X ışınlarının ilk kez kullanıldığı kişi bir 55 yaşındaki meme kanserli Rose Lee’dir. İlk radyasyon onkologu ise tahmin edeceğiniz üzere Emil Grubbe’dır.
O günden bu yana ışınlama tedavisi(radyasyon tedavisi) yoğun bir şekilde kullanılmaya başladı. 20. asırdaki teknolojik gelişmeden payını da aldı. X ışınlarının yanında proton, elektron, nötron ve fotonlar kullanılmaya başladı. Bu tedavi yönteminde sağlıklı hücreler de zarar görüyordu. Görüntüleme yöntemlerinin gelişmesiyle daha da hedefe yönelik ışınlama yapılarak olası yan etkiler de en aza indirilmiş ve sağlıklı hücreler daha çok korunmuş oluyordu.
İçindekiler
Gamma Knife’ın ortaya çıkışı
1951’de İsveçli bir beyin ve sinir cerrahı olan Lars Leksell ise tedavi de hedefin daha sınırlı yani sadece kitlenin kendisi olacak şekilde gamma knife yöntemini tanımladı. Kafa içi tümörlerde kullanılmak üzere ve hiçbir sağlıklı dokuya hasar vermeyecek şekildeki düşüncesiyle Doktor Leksell gamma ışınlarını kullanarak hedefe yoğunlaşacaktı.
Günümüzde kullanılan X ışınları, α(alfa) ve β(beta) ışınları enerjileri yüksek fotonlar oldukları için hücrelerde hasar bırakma kabiliyetleri daha yüksektir. Gamma ışınlarının ise enerjileri daha düşüktür. Ve bu az enerjili ışınlar görüntüleme yöntemleriyle( BT, MR, Anjiyografi) desteklenerek hedefe farklı açılardan 3 boyutlu olarak yönlendirilip kanserli hücreleri öldürmek için gerekli olan enerjiyi sadece kanserli hacimde yoğunlaştırılır.
Şöyle düşünelim bir hedefe 100 farklı noktadan zayıf ateş ediyoruz. Bunlar tek başına anlamsız ama 100 tanesi bir hedefe vardığında inanılmaz bir güç ortaya çıkıyor ve hedef kül oluyor. İşte gamma knife’da da mantık bu şekilde.
Bu şekilde hiçbir cerrahi kesi yapmadan çok güzel bir tabirle radyocerrahiyle olayı çözmeye çalışıyoruz.
Gamma Knife Hangi Durumlarda Kullanılır?
Daha çok kafa içi tümörlerde kullanım alanına sahip. Beyne yayılan metastatik tümörlerde, beyin zarı tümörlerinde ve direkt beyinden kaynaklanan tümörlerde kullanılmasına rağmen esas olarak başarı sağladığı alan beyne sıçrayan yani metastatik tümörlerde. Başarı için önemli bir diğer durum da kitle boyutunun 3.5-4 cm’den daha küçük olmasıdır.
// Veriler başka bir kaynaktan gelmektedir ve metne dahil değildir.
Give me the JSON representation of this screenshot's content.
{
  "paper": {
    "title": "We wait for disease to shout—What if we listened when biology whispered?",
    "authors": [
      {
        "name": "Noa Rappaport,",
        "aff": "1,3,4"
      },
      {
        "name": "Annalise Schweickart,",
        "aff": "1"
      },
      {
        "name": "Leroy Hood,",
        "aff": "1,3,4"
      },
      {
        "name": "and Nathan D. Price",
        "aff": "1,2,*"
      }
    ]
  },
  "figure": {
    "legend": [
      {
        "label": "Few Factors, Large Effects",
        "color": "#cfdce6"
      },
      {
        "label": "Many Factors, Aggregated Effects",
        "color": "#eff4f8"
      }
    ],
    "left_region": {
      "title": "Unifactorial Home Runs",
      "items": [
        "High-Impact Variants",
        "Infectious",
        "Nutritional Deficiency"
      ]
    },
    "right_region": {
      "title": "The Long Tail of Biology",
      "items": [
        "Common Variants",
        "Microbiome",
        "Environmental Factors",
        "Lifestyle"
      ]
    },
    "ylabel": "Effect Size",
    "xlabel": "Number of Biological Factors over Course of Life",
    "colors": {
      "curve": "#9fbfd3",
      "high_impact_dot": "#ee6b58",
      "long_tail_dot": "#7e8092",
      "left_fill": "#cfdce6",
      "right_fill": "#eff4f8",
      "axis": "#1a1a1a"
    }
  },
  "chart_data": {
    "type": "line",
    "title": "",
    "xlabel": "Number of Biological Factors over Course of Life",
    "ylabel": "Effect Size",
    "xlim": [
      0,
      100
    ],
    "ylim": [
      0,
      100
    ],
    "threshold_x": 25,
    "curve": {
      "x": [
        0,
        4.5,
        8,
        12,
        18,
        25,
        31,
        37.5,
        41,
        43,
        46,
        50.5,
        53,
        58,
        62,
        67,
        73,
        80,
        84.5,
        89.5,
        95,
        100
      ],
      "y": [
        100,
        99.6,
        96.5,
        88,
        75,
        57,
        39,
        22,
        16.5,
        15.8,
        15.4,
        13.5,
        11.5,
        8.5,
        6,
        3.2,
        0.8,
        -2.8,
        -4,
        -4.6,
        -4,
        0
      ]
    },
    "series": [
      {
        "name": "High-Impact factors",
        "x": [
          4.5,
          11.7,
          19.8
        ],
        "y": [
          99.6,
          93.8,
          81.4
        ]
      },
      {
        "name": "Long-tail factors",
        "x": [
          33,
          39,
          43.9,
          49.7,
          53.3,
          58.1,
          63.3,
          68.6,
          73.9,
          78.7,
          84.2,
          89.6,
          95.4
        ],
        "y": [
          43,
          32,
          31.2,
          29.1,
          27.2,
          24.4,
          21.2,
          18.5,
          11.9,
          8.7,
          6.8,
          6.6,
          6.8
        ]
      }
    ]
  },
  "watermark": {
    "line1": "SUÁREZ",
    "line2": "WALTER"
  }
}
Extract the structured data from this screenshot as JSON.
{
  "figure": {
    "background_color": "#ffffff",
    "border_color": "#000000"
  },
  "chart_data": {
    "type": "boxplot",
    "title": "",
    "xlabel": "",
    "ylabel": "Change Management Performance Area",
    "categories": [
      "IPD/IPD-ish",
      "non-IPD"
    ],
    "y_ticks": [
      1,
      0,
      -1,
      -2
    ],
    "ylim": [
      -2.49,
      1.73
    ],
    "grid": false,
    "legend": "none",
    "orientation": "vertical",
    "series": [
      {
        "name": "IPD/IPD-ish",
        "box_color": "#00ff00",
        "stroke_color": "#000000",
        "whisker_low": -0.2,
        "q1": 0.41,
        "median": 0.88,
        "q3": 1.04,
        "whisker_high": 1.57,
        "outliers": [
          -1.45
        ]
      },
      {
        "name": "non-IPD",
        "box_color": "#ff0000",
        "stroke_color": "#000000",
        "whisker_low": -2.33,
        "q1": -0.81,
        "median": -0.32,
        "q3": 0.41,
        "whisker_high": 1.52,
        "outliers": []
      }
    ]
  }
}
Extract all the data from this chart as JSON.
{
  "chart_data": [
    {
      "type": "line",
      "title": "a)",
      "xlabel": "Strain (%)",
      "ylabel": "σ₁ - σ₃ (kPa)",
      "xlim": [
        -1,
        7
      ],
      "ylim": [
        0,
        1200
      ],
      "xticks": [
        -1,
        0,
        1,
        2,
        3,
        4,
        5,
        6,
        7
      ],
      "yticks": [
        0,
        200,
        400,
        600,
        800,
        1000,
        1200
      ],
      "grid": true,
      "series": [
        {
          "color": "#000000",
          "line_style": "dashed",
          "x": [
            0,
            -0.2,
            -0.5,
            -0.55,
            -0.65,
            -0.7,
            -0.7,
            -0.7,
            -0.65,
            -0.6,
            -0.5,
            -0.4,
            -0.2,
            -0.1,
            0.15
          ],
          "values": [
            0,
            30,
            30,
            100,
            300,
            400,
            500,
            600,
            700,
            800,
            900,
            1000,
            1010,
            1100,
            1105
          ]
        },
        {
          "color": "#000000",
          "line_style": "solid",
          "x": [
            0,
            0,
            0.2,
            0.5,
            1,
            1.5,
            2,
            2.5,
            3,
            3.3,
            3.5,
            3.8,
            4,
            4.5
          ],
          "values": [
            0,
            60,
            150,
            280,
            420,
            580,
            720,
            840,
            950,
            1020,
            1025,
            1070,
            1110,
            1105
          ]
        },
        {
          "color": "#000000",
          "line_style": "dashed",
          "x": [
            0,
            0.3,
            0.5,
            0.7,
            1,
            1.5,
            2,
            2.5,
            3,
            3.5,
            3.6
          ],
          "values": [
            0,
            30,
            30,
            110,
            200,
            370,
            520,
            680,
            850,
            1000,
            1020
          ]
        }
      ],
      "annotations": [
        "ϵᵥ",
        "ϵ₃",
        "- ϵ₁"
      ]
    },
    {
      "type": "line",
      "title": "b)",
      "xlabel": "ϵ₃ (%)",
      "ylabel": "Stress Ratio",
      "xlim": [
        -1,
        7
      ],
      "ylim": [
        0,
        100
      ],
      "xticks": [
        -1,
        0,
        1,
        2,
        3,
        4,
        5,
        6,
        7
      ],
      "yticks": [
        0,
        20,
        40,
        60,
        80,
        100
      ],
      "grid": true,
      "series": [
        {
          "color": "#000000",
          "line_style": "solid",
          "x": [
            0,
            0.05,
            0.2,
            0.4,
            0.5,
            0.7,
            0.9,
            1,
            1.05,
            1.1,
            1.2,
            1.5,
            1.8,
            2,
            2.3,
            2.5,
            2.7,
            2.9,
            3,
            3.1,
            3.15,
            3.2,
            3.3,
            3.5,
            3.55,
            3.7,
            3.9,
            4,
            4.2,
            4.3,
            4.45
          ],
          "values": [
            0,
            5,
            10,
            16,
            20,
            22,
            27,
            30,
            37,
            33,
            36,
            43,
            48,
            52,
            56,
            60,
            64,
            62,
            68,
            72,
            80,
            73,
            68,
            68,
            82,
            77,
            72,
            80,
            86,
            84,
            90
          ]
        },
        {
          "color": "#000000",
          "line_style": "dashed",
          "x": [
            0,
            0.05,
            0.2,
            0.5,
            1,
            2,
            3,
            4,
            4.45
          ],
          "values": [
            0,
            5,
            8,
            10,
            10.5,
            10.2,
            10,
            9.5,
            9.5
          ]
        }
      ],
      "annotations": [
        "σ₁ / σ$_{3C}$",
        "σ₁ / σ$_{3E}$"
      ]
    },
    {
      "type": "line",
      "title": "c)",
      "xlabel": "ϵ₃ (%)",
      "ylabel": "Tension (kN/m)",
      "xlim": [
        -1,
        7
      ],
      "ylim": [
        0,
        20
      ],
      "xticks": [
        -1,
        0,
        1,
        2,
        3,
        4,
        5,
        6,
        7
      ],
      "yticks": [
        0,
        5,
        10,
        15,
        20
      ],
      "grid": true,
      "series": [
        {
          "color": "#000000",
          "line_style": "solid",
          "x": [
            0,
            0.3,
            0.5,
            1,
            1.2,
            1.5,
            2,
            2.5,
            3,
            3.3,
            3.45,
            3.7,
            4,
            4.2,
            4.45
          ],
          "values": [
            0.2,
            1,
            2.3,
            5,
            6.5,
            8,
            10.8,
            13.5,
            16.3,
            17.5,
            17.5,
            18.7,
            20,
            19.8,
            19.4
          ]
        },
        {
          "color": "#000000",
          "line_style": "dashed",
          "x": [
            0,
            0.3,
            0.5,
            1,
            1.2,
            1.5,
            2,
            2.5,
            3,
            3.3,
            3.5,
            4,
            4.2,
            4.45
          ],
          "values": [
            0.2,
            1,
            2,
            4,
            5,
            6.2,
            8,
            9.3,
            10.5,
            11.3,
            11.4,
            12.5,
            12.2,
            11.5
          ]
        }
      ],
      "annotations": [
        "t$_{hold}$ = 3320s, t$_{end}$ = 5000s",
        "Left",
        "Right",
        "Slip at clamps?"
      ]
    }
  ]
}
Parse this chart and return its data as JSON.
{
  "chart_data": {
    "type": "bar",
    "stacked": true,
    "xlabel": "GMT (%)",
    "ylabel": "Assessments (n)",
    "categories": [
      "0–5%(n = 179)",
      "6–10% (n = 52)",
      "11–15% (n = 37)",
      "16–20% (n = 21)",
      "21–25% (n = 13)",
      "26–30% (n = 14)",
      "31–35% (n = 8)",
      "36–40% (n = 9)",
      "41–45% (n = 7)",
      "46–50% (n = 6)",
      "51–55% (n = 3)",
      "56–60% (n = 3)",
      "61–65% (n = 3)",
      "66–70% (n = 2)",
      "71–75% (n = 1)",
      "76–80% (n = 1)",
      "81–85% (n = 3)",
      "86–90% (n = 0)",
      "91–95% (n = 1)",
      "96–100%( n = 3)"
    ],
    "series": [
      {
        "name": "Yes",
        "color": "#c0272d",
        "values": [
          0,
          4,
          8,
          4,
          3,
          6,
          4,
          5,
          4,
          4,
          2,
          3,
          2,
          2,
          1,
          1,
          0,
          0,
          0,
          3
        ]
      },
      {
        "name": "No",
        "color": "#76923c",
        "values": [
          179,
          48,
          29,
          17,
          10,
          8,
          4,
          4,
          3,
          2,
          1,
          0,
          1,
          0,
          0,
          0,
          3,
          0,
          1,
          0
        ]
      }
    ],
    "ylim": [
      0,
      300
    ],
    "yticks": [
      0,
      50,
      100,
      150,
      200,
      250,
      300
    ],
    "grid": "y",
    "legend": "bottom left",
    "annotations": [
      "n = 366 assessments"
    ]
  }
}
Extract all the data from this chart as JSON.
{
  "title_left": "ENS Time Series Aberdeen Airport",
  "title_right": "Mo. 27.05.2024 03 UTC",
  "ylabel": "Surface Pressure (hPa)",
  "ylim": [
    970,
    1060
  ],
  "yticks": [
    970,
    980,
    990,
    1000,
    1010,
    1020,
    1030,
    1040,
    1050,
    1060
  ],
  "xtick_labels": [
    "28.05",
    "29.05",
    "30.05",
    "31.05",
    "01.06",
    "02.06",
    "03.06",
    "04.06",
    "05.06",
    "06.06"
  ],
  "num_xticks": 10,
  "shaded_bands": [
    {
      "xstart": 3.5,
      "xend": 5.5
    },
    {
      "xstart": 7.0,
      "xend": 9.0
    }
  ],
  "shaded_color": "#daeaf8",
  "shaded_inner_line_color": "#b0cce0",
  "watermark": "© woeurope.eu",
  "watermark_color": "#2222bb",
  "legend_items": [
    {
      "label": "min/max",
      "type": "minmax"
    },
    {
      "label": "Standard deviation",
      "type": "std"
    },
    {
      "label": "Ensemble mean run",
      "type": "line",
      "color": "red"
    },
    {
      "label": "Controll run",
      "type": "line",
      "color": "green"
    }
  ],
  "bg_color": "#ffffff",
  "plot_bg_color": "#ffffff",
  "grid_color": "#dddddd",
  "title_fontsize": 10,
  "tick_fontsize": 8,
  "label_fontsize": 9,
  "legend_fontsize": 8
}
Gamma Knife ne açıdan yarar sağlar?
Gamma knife düşük enerjisi sayesinde geçtiği dokularda hasar bırakmaz. Beyne yönelik herhangi bir cerrahi girişim olmadığı için kanama, beyin dokusunda hasar ve enfeksiyon riski yoktur. Böyle bir durumun sonucu olarak da tedaviden hemen 1 gün gibi kısa bir süre sonra kişi normal hayatına dönebilir.